After many hours of interrogation, brain scans, x-rays and analysis of body fluids, long into the dead of night, I was eventually shipped off to Austin State Hospital, down south, in handcuffs to the secure Psychiatric Unit for up to 90 days ‘observation'.

A little record keeping appeared to be creeping in so I again demanded the usual things one does in such circumstances. The making of a detailed written statement under caution and obtaining a copy of it was just one request. Access to telephone my wife, an independent medical examination, a copy of my medical records was another. "Dream on, Maurice".

After a week and failure to get heard in a court of law, get a lawyer of my own choosing, my own doctor or speak or be able to write to my family I am suddenly released with the offer of a lift to my cub in the farmer's field from either The President's Men or Deputy Sheriff of the County...my choice.

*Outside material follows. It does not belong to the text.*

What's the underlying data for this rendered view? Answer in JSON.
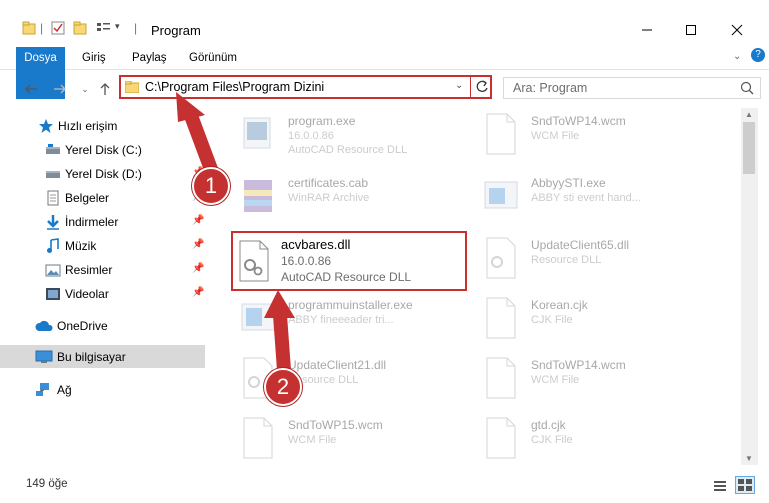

I chose neither. At the aircraft, having enjoyed Alvin and Kandy's lift and company over lunch, I say good bye and fly south for maintenance, the installing of wing tanks for Argentina and for the re registration to a UK register now it was obvious even to me, to travel foreign in a US aircraft, especially South America, sleeping under the fuselage at night or not, was shear folly.

Bellville police, a one horse town two hundred miles south, near Houston, had other ideas.

 I was soon re arrested and charged for having an open alcoholic container on the road side and had much of the night under Secret Service interrogation all over again before being put back on a concrete floor with no bedding.

Next day with much futile plea bargaining, offering me $500, bail waiver and time off for good behaviour thrown my way, I am clamped in leg irons, chains and handcuffs and sped away to Houston's huge body disposal factory for aliens dominated by affable but apparently subservient  Mexicans who slept most of the day and snored most of the night.

To cut a long story short I was soon segregated for ten days from the one thousand inmates without access to any semblance of a judicial system, contact with my wife or Embassy, seriously worried I had been drugged and denied my medication. My Texas partner of AMT Training Solutions, http://www.amt-1.com/  was refused his weekly visit but at least had it confirmed to him I was there and in solitary confinement.

For the nurse to have to ring ‘Washington', right in front of me, while two doctors surmised as to just which bloods the Pentagon needed, said it all. Especially when everybody there but me knew I was  to be put on a scheduled flight to England within a few hours and escorted  by members of United States Department of Homeland Security all the way to Gatwick, UK.

I have landed in twenty nine countries so far, flying around the world in a J3 cub, each peoples revealing their own welcome, hospitality and friendship. The current United States of America is not the one I remember when as a veterinary student in 1964 on a seven week vacation. I hitch-hiked  from New York to Los Angeles to Vancouver to Quebec, finishing up with two nights under a tree in Central Park and all on just ten dollars twenty five cents.

On the eight thousand mile hike almost every Canadian or Yank greeted me with a great smile and embarrassing hospitality. Now, forty years on, I'm not just old and grumpy the US is a far different place.